In the googleDevices.json file, the KEY for each object should match the id:

{
  "pola/living/lampara": {
    "id": "pola/living/lampara",

[i8beef]

Also just a warning, I broke something on the appsettings.Production.json file in that build, Im in process of fixing it so it reads it again

[GAZ082]

YAY! that was it, had to match the KEY to the ID.

Are all the fields required by Google? IE, manufacturer and such.
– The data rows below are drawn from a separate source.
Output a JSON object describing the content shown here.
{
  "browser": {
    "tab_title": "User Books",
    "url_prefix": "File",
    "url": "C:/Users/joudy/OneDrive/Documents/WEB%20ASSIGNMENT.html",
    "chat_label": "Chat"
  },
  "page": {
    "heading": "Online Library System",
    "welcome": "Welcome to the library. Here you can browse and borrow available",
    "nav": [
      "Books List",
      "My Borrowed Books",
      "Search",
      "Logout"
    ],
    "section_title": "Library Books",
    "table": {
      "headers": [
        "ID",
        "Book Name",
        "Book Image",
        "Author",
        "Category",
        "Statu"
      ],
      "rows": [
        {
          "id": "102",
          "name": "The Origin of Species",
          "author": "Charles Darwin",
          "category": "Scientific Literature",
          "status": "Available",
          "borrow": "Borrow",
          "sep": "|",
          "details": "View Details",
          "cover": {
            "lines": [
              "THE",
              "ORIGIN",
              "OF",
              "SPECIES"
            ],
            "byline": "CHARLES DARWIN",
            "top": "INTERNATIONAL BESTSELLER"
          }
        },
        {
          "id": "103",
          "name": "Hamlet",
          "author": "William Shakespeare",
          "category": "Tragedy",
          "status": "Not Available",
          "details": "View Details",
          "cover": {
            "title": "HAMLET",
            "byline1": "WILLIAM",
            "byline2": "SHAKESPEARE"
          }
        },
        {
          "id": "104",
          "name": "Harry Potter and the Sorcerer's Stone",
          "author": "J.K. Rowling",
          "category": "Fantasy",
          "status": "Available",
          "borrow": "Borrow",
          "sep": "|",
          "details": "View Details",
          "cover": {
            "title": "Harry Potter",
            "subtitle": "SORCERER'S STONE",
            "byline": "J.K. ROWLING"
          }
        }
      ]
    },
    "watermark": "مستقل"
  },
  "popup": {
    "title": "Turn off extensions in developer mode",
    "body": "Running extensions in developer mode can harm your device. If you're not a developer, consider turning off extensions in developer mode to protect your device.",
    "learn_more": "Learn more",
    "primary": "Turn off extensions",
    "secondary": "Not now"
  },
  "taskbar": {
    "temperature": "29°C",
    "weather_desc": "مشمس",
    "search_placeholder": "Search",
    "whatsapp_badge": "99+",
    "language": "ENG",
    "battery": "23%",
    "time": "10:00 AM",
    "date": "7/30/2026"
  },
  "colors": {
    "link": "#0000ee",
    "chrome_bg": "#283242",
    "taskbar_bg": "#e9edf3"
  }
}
I'll be happy to colaborate in anything i can, so far i can test it under Pi3 which will be the platform most likely this will be run on.

BTW, can you do a "latest" version for arm32?

[i8beef]

latest-arm32 should be available now. But hold off on updating a little bit, because I need to figure out the arcane details of getting this to load a config file from another directory... if I can't figure that out I'll revert that, but I thought it'd be nice...

Google doesn't require everything, I just expose everything for you to supply. If you look at their docs it'll tell you some of whats optional. I supply those just for completeness, but you don't have to supply the manufacturer info for instance.

[GAZ082]

Okey, so I guess this is a closed issue! I leave you the honors!

[GAZ082]

BTW, when I add a new device i have to restart the Docker instance?

[i8beef]

To rescan the googleDevices.json, yes. You can just do a docker restart homeautio.mqtt.googlehome or whatever you called the container. Ill note that in the documentation.